Sociopathic morality?

This is an interesting summary of the dominant views in the scientific community regarding morality. Many have been discussed here before, including Jonathan Haidt's views on intra-culture morality and Paul Bloom's findings on the moral world of children. I liked this insight into the role that empathy/emotions play in morality vs. logic:

People who behave morally don’t generally do it because they have greater knowledge; they do it because they have a greater sensitivity to other people’s points of view. Hauser reported on research showing that bullies are surprisingly sophisticated at reading other people’s intentions, but they’re not good at anticipating and feeling other people’s pain.

The moral naturalists differ over what role reason plays in moral judgments. Some, like Haidt, believe that we make moral judgments intuitively and then construct justifications after the fact.

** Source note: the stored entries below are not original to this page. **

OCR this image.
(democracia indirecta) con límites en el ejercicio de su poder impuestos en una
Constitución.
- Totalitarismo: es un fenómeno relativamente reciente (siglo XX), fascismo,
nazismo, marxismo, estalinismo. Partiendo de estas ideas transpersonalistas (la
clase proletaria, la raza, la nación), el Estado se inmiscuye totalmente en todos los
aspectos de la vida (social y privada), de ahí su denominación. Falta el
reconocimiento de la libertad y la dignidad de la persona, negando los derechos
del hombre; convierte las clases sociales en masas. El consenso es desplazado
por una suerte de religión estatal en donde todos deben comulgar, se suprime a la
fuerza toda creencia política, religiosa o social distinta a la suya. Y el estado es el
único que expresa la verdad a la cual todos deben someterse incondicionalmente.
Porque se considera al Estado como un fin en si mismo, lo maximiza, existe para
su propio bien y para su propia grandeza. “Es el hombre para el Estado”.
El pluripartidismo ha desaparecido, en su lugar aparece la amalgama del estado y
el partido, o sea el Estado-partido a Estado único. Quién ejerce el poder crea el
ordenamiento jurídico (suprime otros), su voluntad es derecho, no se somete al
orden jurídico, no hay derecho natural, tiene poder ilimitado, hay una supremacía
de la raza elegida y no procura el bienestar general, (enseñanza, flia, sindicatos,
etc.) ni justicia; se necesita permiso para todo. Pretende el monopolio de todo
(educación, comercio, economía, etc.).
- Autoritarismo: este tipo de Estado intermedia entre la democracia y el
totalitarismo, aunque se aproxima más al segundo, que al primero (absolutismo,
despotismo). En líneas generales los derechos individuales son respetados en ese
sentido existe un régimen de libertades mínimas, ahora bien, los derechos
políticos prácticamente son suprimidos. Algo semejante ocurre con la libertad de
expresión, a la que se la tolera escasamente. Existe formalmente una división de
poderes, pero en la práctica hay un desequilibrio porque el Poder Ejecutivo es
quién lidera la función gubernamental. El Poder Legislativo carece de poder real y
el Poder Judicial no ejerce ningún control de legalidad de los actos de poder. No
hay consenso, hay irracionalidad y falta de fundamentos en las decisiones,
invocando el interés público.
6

Others, like Joshua Greene of Harvard, liken moral thinking to a camera. Most of the time we rely on the automatic point-and-shoot process, but occasionally we use deliberation to override the quick and easy method. We certainly tell stories and have conversations to spread and refine moral beliefs.
When you put it that way, it seems obvious why sociopaths would struggle with having an internal sense of morality.

My favorite part of the article, though, was this critique:
For people wary of abstract theorizing, it’s nice to see people investigating morality in ways that are concrete and empirical. But their approach does have certain implicit tendencies.

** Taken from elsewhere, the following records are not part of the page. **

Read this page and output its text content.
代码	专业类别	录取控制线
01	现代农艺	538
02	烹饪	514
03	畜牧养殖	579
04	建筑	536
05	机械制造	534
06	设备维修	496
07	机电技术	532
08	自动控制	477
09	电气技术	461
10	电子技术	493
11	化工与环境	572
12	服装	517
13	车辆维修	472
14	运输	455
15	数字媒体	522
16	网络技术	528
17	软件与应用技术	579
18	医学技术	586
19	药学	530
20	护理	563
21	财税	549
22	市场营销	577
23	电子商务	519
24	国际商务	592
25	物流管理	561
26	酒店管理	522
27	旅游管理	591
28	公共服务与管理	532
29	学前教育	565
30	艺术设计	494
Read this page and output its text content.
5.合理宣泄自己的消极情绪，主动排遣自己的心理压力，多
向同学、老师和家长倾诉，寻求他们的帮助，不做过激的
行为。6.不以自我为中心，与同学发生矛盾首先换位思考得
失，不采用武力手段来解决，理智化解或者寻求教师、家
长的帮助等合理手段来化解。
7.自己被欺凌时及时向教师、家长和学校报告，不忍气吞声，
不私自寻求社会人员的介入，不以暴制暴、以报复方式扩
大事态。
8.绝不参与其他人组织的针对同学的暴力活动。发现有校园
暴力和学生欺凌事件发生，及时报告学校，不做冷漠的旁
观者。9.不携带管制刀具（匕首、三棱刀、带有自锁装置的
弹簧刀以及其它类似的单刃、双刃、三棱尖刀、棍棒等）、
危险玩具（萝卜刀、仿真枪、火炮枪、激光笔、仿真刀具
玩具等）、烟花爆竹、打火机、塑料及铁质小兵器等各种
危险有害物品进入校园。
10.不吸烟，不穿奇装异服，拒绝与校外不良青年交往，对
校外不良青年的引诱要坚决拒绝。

They emphasize group cohesion over individual dissent. They emphasize the cooperative virtues, like empathy, over the competitive virtues, like the thirst for recognition and superiority. At this conference, they barely mentioned the yearning for transcendence and the sacred, which plays such a major role in every human society.

Their implied description of the moral life is gentle, fair and grounded. But it is all lower case. So far, at least, it might not satisfy those who want their morality to be awesome, formidable, transcendent or great.
It's an interesting argument. I see this skewed focus frequently with religious people. They often tend to want to focus on the nice, nondescript aspects of their religion where God is behaving well, not killing children or drowning the world or enacting all sorts of vengeance. But most versions of God have some sort of edge to them. All versions of God are powerful beings, after all. They wouldn't remain powerful without doing certain things to cultivate that power, including being awesome, formidable, transcendent, and great. If we think that godliness is a virtue, then it would also be a virtue for us to cultivate power and try to become more awesome, formidable, transcendent, and great. And you don't necessarily get to be that powerful by rolling over and being "nice" in every situation.

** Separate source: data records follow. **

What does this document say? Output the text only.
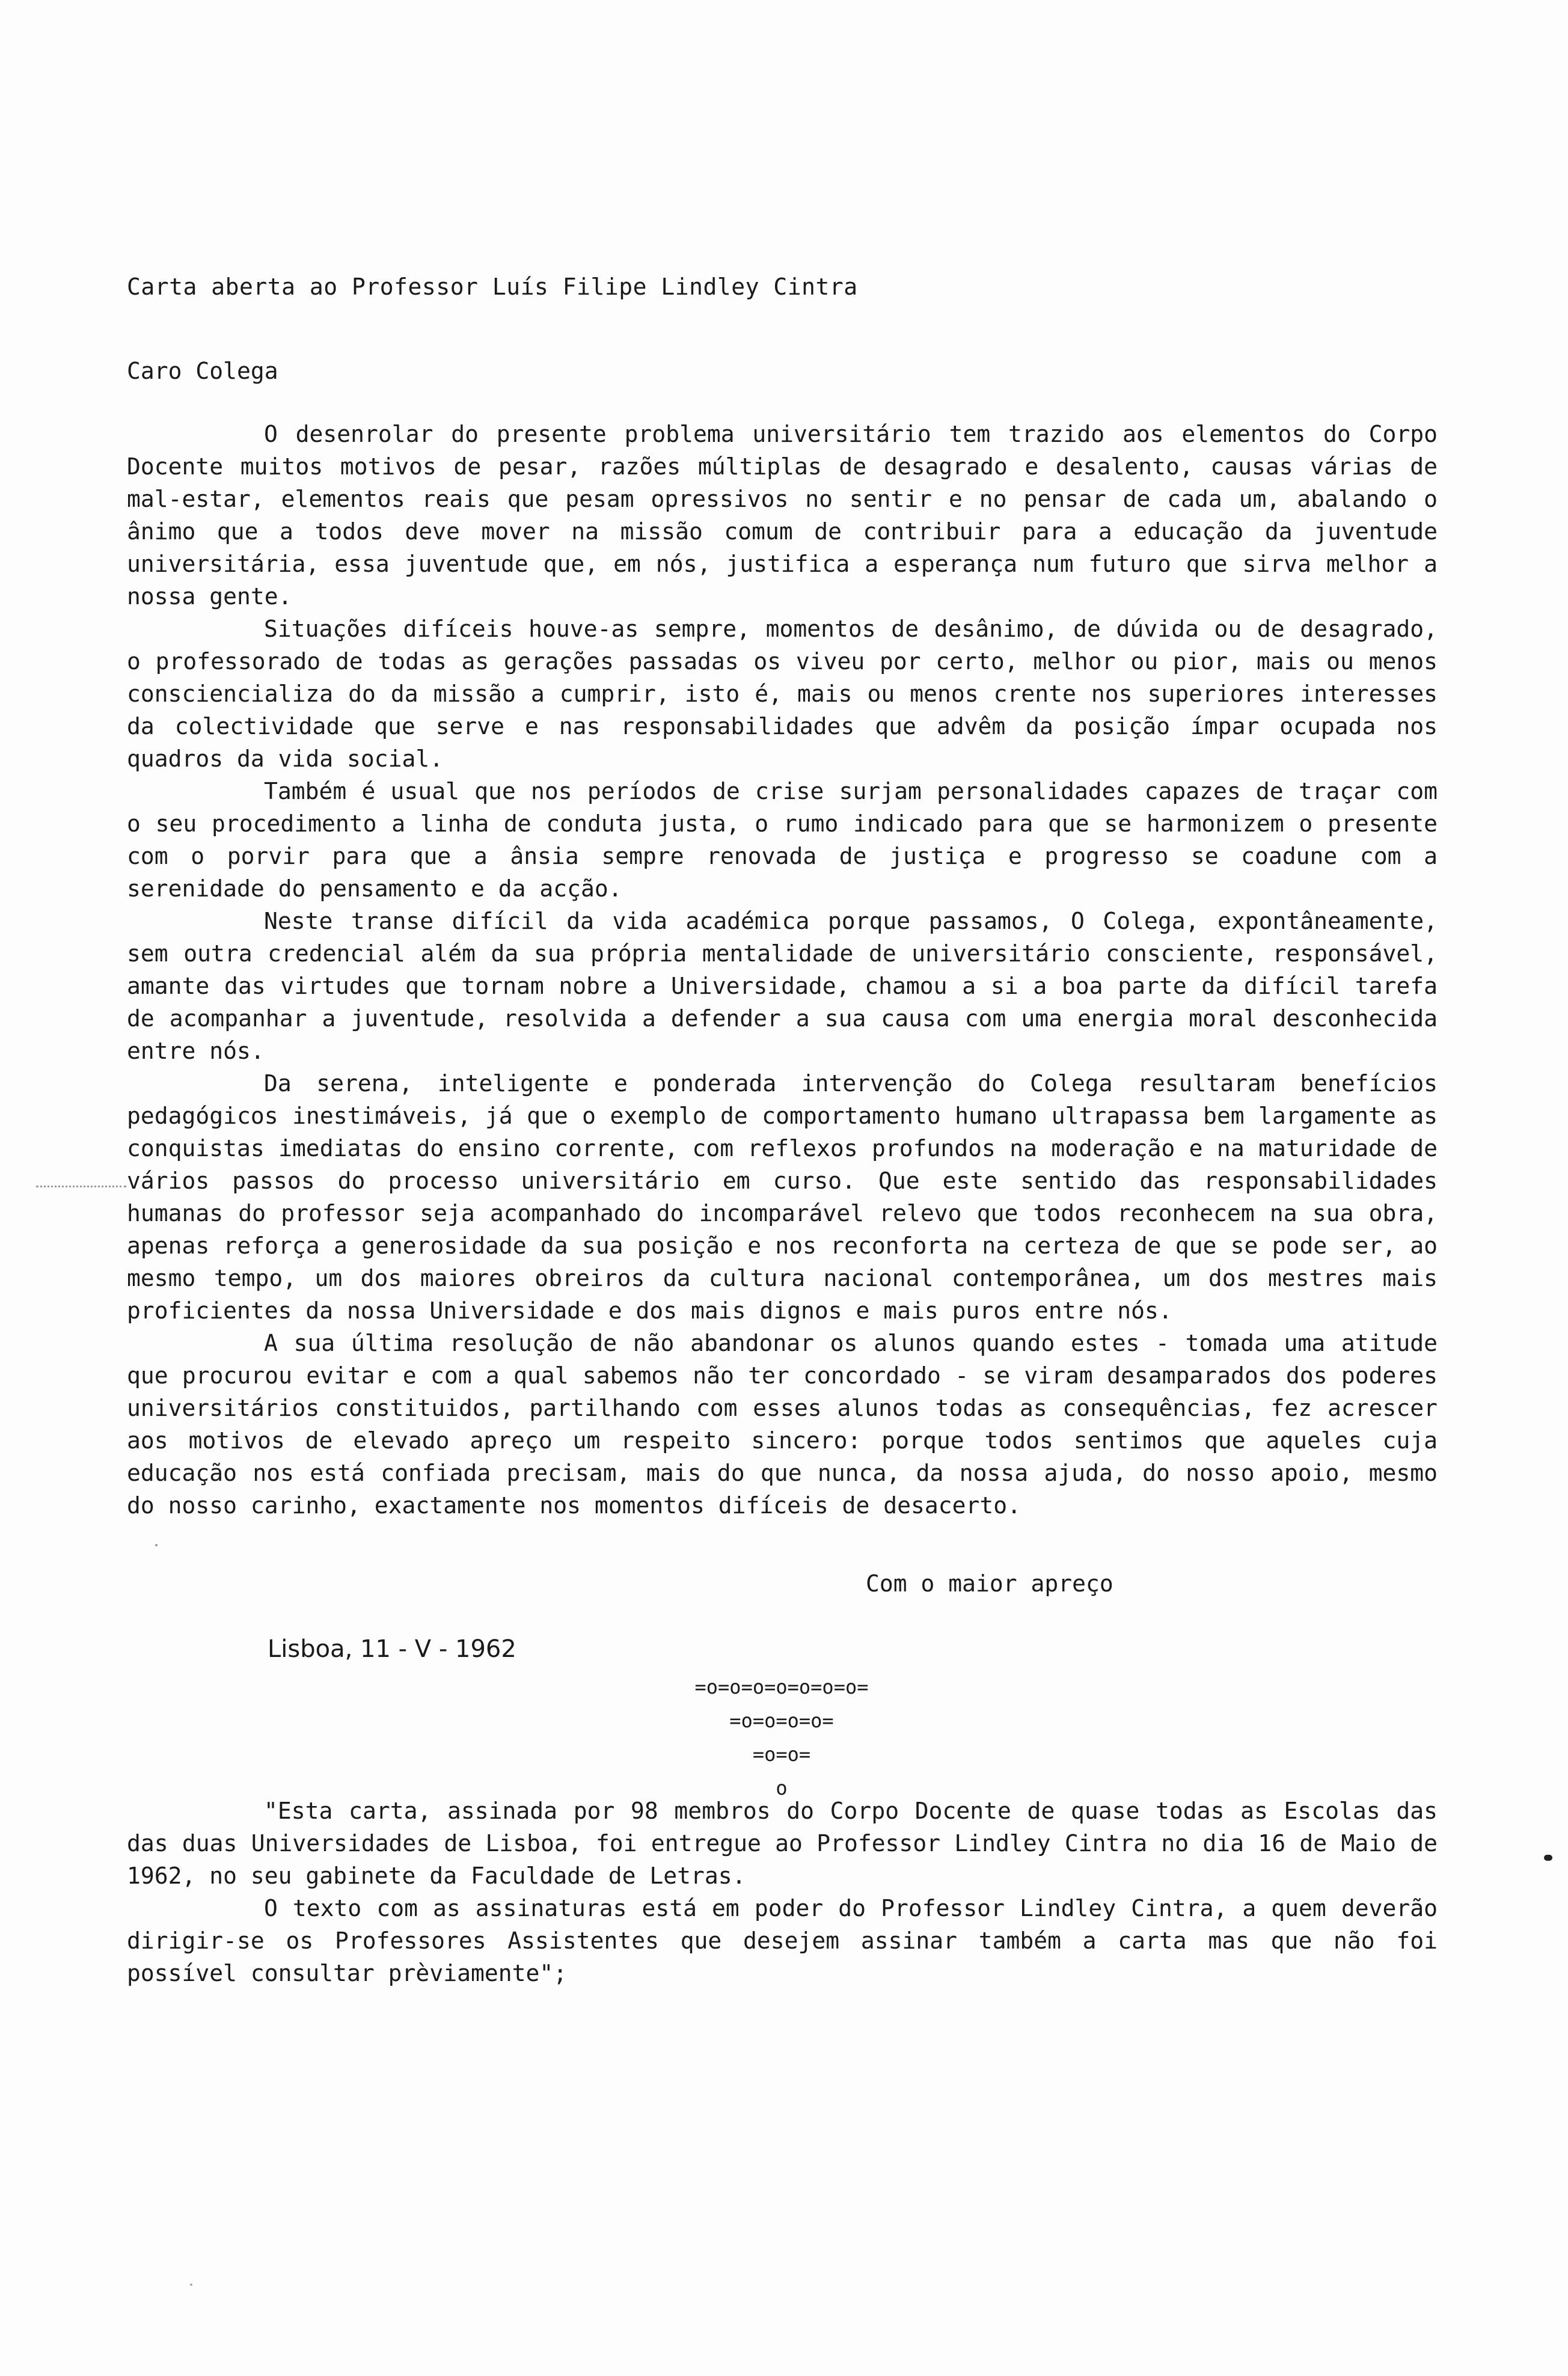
Carta aberta ao Professor Luís Filipe Lindley Cintra
Caro Colega

O desenrolar do presente problema universitário tem trazido aos elementos do Corpo Docente muitos motivos de pesar, razões múltiplas de desagrado e desalento, causas várias de mal-estar, elementos reais que pesam opressivos no sentir e no pensar de cada um, abalando o ânimo que a todos deve mover na missão comum de contribuir para a educação da juventude universitária, essa juventude que, em nós, justifica a esperança num futuro que sirva melhor a nossa gente.

Situações difíceis houve-as sempre, momentos de desânimo, de dúvida ou de desagrado, o professorado de todas as gerações passadas os viveu por certo, melhor ou pior, mais ou menos consciencializa do da missão a cumprir, isto é, mais ou menos crente nos superiores interesses da colectividade que serve e nas responsabilidades que advêm da posição ímpar ocupada nos quadros da vida social.

Também é usual que nos períodos de crise surjam personalidades capazes de traçar com o seu procedimento a linha de conduta justa, o rumo indicado para que se harmonizem o presente com o porvir para que a ânsia sempre renovada de justiça e progresso se coadune com a serenidade do pensamento e da acção.

Neste transe difícil da vida académica porque passamos, O Colega, expontâneamente, sem outra credencial além da sua própria mentalidade de universitário consciente, responsável, amante das virtudes que tornam nobre a Universidade, chamou a si a boa parte da difícil tarefa de acompanhar a juventude, resolvida a defender a sua causa com uma energia moral desconhecida entre nós.

Da serena, inteligente e ponderada intervenção do Colega resultaram benefícios pedagógicos inestimáveis, já que o exemplo de comportamento humano ultrapassa bem largamente as conquistas imediatas do ensino corrente, com reflexos profundos na moderação e na maturidade de vários passos do processo universitário em curso. Que este sentido das responsabilidades humanas do professor seja acompanhado do incomparável relevo que todos reconhecem na sua obra, apenas reforça a generosidade da sua posição e nos reconforta na certeza de que se pode ser, ao mesmo tempo, um dos maiores obreiros da cultura nacional contemporânea, um dos mestres mais proficientes da nossa Universidade e dos mais dignos e mais puros entre nós.

A sua última resolução de não abandonar os alunos quando estes - tomada uma atitude que procurou evitar e com a qual sabemos não ter concordado - se viram desamparados dos poderes universitários constituidos, partilhando com esses alunos todas as consequências, fez acrescer aos motivos de elevado apreço um respeito sincero: porque todos sentimos que aqueles cuja educação nos está confiada precisam, mais do que nunca, da nossa ajuda, do nosso apoio, mesmo do nosso carinho, exactamente nos momentos difíceis de desacerto.

Com o maior apreço
Lisboa, 11 - V - 1962
=o=o=o=o=o=o=o=
=o=o=o=o=
=o=o=
o

"Esta carta, assinada por 98 membros do Corpo Docente de quase todas as Escolas das das duas Universidades de Lisboa, foi entregue ao Professor Lindley Cintra no dia 16 de Maio de 1962, no seu gabinete da Faculdade de Letras.

O texto com as assinaturas está em poder do Professor Lindley Cintra, a quem deverão dirigir-se os Professores Assistentes que desejem assinar também a carta mas que não foi possível consultar prèviamente";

I find it really disingenuous for people to focus on the "nice" side of morality without giving any consideration to the obvious ying to the yang (unless it really is true that all conservative people are godless and going to hell). As a religious person myself, I sometimes have people get on my case about some of the more aggressive, competitive, and antisocial things that I do, claiming that they are not consistent with my religion. I am not necessarily humble the way they expect the religious to be humble (but which is better, to lie to yourself in order to be humble, or to honestly acknowledge both your strengths and your weaknesses?). I can be ruthless and I don't often doubt myself. There are things about me that seem a little too dark and edgy to be the Mormon/Christian I profess to be. But the Christian God can be ruthless too. The Christian God can be all the things that I am, given the right context. I just feel like I am coming at godliness from the opposite end that most people do -- that the cultivating power side of things happens to be my area of expertise and that I need to practice and work at the love side of things. And for other people maybe it is vice versa, but that we'll all eventually meet at our goal in the middle.